Joop Akker

 “Het Zionisme heeft een tweeledige opgave: het moet Palestina voor het Joodse volk veroveren en het moet het Joodse volk voor Palestina winnen. Deze laatste opgave lijkt me veel belangrijker dan de eerste.” Dat waren in 1898 de woorden van Dr. Max Nordau die een jaar eerder samen met Theodor Herzl de World Zionist Organisation had

opgericht om de vestiging van een tehuis voor de Joden in het land Israël tot stand te brengen.

In een lang artikel in de Hadderech van 1952 beschrijft ds. Tabaksblatt hoe moeilijk het vaak was om de Joden in de diaspora warm te krijgen voor het bovenomschreven Zionistische ideaal. Ook laat hij zien hoe er verschillen bleven nadat de Joodse staat een feit was geworden in 1948. Hij eindigt met een tijdloos advies hoe ónze houding als Messiasbelijdende Joden (en niet-Joden) ten opzichte van de staat Israël zou kunnen zijn.
 

Het Zionisme voor de Tweede Wereldoorlog.

Het ‘Palestina-minded’ maken van de Joden ontmoette voor WO-II overal tegenstand. In Oost-Europa, waar de Joden onder zeer moeilijke omstandigheden leefden, was de massa het meest ontvankelijk voor het Zionistische ideaal. Tegenstand kwam echter van de Joodse orthodoxie en van de socialisten, die het Zionisme op de felste wijze bestreden.

Voor de orthodoxen kon alleen de terugkeer van de Messias zorgen voor het opnieuw oprichten van een Joodse staat. De socialisten, verenigd in Der Bund, streefden autonomie voor de Joden in Oost-Europa na.

In West-Europa hoefde het Zionisme voor de oorlog ook niet op veel steun te rekenen. Daar hadden de Joden het maatschappelijk gezien veel beter en velen zagen daarom de noodzaak van een Joodse staat niet in.
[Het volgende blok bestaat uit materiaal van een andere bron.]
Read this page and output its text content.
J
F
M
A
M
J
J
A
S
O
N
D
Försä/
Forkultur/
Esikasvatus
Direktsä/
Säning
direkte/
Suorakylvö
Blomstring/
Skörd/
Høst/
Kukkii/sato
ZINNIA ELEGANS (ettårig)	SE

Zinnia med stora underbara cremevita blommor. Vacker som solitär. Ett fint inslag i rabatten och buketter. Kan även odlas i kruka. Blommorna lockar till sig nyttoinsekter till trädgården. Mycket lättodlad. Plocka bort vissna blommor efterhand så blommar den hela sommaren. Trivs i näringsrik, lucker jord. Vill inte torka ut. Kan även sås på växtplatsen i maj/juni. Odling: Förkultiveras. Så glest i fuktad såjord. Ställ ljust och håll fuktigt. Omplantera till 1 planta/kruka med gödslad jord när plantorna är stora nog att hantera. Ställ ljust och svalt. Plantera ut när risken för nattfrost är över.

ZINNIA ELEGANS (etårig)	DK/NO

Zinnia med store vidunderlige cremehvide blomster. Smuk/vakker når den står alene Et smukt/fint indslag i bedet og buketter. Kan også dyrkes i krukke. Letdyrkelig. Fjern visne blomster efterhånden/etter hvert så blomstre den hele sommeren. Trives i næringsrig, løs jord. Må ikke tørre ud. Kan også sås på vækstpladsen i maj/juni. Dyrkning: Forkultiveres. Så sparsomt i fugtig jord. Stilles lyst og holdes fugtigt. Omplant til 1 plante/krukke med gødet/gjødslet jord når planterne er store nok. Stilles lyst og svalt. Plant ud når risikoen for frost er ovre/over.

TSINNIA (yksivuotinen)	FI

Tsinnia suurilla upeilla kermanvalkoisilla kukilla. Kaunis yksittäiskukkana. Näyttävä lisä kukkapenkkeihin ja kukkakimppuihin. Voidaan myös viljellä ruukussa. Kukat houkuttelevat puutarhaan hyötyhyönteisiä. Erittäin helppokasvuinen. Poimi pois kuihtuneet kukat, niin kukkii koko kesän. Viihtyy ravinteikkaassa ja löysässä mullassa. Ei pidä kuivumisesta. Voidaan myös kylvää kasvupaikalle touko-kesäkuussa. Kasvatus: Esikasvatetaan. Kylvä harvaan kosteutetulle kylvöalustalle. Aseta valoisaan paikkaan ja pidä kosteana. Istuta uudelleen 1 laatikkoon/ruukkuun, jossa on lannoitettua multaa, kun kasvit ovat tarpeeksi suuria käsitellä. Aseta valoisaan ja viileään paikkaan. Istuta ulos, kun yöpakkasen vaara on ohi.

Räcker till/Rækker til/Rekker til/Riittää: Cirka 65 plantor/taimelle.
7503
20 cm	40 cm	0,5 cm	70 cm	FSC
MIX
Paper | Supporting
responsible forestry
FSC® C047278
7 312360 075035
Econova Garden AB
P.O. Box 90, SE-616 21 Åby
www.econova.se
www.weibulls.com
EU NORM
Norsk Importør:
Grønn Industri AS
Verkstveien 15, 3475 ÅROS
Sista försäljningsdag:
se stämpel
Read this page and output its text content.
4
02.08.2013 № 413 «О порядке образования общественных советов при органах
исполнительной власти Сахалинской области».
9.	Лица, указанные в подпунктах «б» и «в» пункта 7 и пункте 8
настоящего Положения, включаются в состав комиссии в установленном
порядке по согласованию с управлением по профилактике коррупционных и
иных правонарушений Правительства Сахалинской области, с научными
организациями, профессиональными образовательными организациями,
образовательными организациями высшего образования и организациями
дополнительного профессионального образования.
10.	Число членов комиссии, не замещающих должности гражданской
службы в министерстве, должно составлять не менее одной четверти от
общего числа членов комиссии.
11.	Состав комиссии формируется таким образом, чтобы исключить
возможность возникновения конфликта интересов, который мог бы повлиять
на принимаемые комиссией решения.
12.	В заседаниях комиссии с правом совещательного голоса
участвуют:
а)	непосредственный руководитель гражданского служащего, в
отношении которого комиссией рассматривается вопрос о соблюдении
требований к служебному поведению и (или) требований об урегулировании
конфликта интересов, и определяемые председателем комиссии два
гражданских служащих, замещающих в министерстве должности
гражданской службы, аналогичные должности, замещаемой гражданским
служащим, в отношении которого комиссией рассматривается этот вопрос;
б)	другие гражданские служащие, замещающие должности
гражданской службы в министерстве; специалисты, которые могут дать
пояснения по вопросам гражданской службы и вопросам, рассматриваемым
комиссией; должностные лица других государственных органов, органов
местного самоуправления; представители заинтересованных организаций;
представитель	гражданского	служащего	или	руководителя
Het Zionisme na de Tweede Wereldoorlog

Tabaksblatt: “Maar wat het Zionistisch ideaal alleen niet kon bewerken, heeft zich door de ruwe werkelijkheid op ongedachte wijze voltrokken. Het toenemende antisemitisme en vooral Hitler-Duitsland hebben, behalve de grootste tragedie in de geschiedenis van het Joodse volk, ook nog de onverwachte situatie geschapen dat Palestina (tenminste een deel daarvan) voor het Joodse volk is verkregen. En aan liefhebbers voor emigratie geen gebrek. Het antisemitisme heeft zelfs de meest honkvaste Joden de wandelstaf in de hand gedrukt. Het Jodendom van Europa, Afrika en Azië is in  beweging gekomen. En waar geen land ter wereld deze mensen kan en wil opnemen zijn hun ogen gericht op de staat Israël. Deze neemt ze maar op en ontvangt ze gelijk een moeder haar kinderen ontvangt. En aan moeders tafel is altijd nog een plaatsje open voor een kind dat van de zwerftocht terugkeert. Het gezin schuift een beetje op en uit moeders pot is, hoe schraal ook, altijd wel een hapje over voor het moegezworven kind. Zo blijkt de staat Israël te zijn voor de terugkomende zwervers die aan zijn poorten kloppen. Het gaat niet zonder zuchten en klagen, hoe kan het ook anders. Er is armoede in huis en de woonruimte is beperkt. Maar men schikt zich en men is blij. Men slaat de handen in elkaar en maakt wat er van te maken is. Zo heeft de ruwe werkelijkheid alle theorieën ondersteboven geschopt. Want laten we eerlijk zijn. Wie van ons volk, zelfs van de meest fanatieke Zionisten, heeft durven hopen dat 50 jaar na de oprichting van de Zionistische Organisatie haar ideaal werkelijkheid zou worden. Ja, één was er die het wel had durven dromen: Herzl zelf.”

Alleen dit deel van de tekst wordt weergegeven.